When we observe this as children, our natural desire is to stand out among our peers. While our cultures encourage this, no one must teach us to do this; it is built into our “brain operating system” because we are human. We start by trying to gain praise from our parents and teachers with skills we learn and grades we earn. Then we move on to trying to impress our peers with toys we own or the clothes we wear.

The biggest problem with this drive for attention is that it can never really be satisfied. Most of us will not experience being the valedictorian or the sports star, and our achievements, even if excellent, will always seem “less than” to some extent. Even if we do achieve those things, the experience of it will be fleeting as the next star rises to the top and we are forgotten.

Confidence vs. Arrogance

This drive to specialness has drastic effect on our self-esteem. Those who perceive themselves as failures—people who have no specialness—will automatically have low self-esteem and will become blind to their own potential. Everyone else will be caught in constant competition with others to rise to the top. Instead of loving and supporting others, our hearts close and we instead look for reasons why we rank above them and they rank below.

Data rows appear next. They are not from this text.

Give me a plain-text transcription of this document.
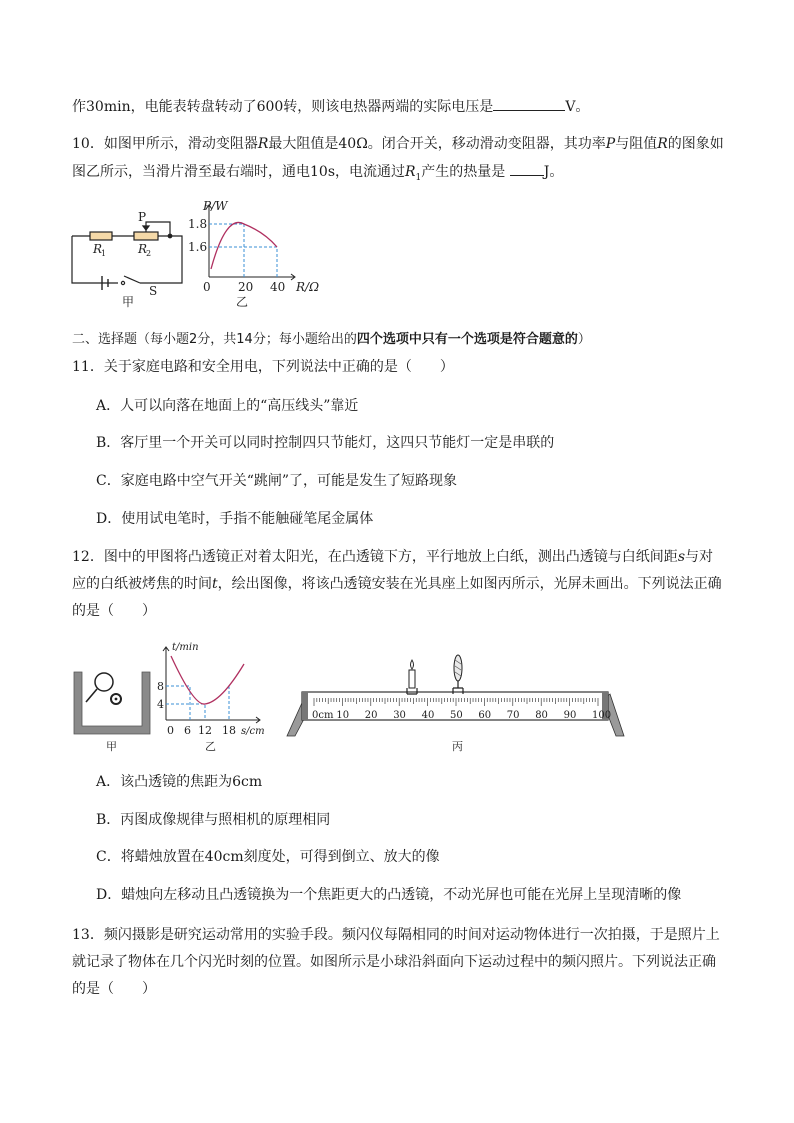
作30min，电能表转盘转动了600转，则该电热器两端的实际电压是	V。
10．如图甲所示，滑动变阻器R最大阻值是40Ω。闭合开关，移动滑动变阻器，其功率P与阻值R的图象如
图乙所示，当滑片滑至最右端时，通电10s，电流通过$R_1$产生的热量是	J。
R
1	R
2
P
S
甲
P/W
1.8
1.6
0 20 40 R/Ω
乙
二、选择题（每小题2分，共14分；每小题给出的四个选项中只有一个选项是符合题意的）
11．关于家庭电路和安全用电，下列说法中正确的是（　　）
A．人可以向落在地面上的“高压线头”靠近
B．客厅里一个开关可以同时控制四只节能灯，这四只节能灯一定是串联的
C．家庭电路中空气开关“跳闸”了，可能是发生了短路现象
D．使用试电笔时，手指不能触碰笔尾金属体
12．图中的甲图将凸透镜正对着太阳光，在凸透镜下方，平行地放上白纸，测出凸透镜与白纸间距s与对
应的白纸被烤焦的时间t，绘出图像，将该凸透镜安装在光具座上如图丙所示，光屏未画出。下列说法正确
的是（　　）
甲
t/min
8
4
0 6 12 18 s/cm
乙
0cm 10 20 30 40 50 60 70 80 90 100
丙
A．该凸透镜的焦距为6cm
B．丙图成像规律与照相机的原理相同
C．将蜡烛放置在40cm刻度处，可得到倒立、放大的像
D．蜡烛向左移动且凸透镜换为一个焦距更大的凸透镜，不动光屏也可能在光屏上呈现清晰的像
13．频闪摄影是研究运动常用的实验手段。频闪仪每隔相同的时间对运动物体进行一次拍摄，于是照片上
就记录了物体在几个闪光时刻的位置。如图所示是小球沿斜面向下运动过程中的频闪照片。下列说法正确
的是（　　）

This situation leads to a culture wherein people are likely to be narcissistic, displaying a kind of arrogance meant to project the message “I am better than you.” Even many “nice” and “polite” people engage in this to some degree, reacting emotionally if their claim to specialness—perhaps their physical beauty, intelligence, or social status—is called into question. Underneath it all, however, so many people are insecure and suffer great doubts about their own value. They have arrogance and pride, but they have no true confidence.

Beyond Comparison

The key to true confidence is to grow beyond comparisons, the obsession with “better” and “worse.” Of course, our brains always can and will make such comparisons, but we must recognize that there is no absolute truth in those comparisons. They are just information in the brain. Thinking, “I am better than her” or “he is less than me” is just a fleeting opinion formed in the mind. No matter how our culture may support the idea that some people are worth more and some are worth less, there is no truth in it. Those thoughts are fine for finding the best person for a job or for finding the winner of the spelling bee, but they have no bearing on the actual value of an individual. Your value and the value of any individual can only lie in the soul since that is the only lasting, genuine part of who you are. Everything else—the trophies, the fame, the degrees earned—will eventually fade away.

Upgrading BOS

As I mentioned earlier, this attachment to recognition is completely natural to the human brain; it is hardwired almost as an instinct. But, it is causing great misery here on earth. Recognizing the True Self, the soul, of every human being is the key to growing up and growing beyond this natural attachment. In other words, it is the key to upgrading our “brain operating system.” If we can do this, we can finally become secure in the unique role we have come to play here on this planet, and we can freely support and nurture the highest potential of others, as well.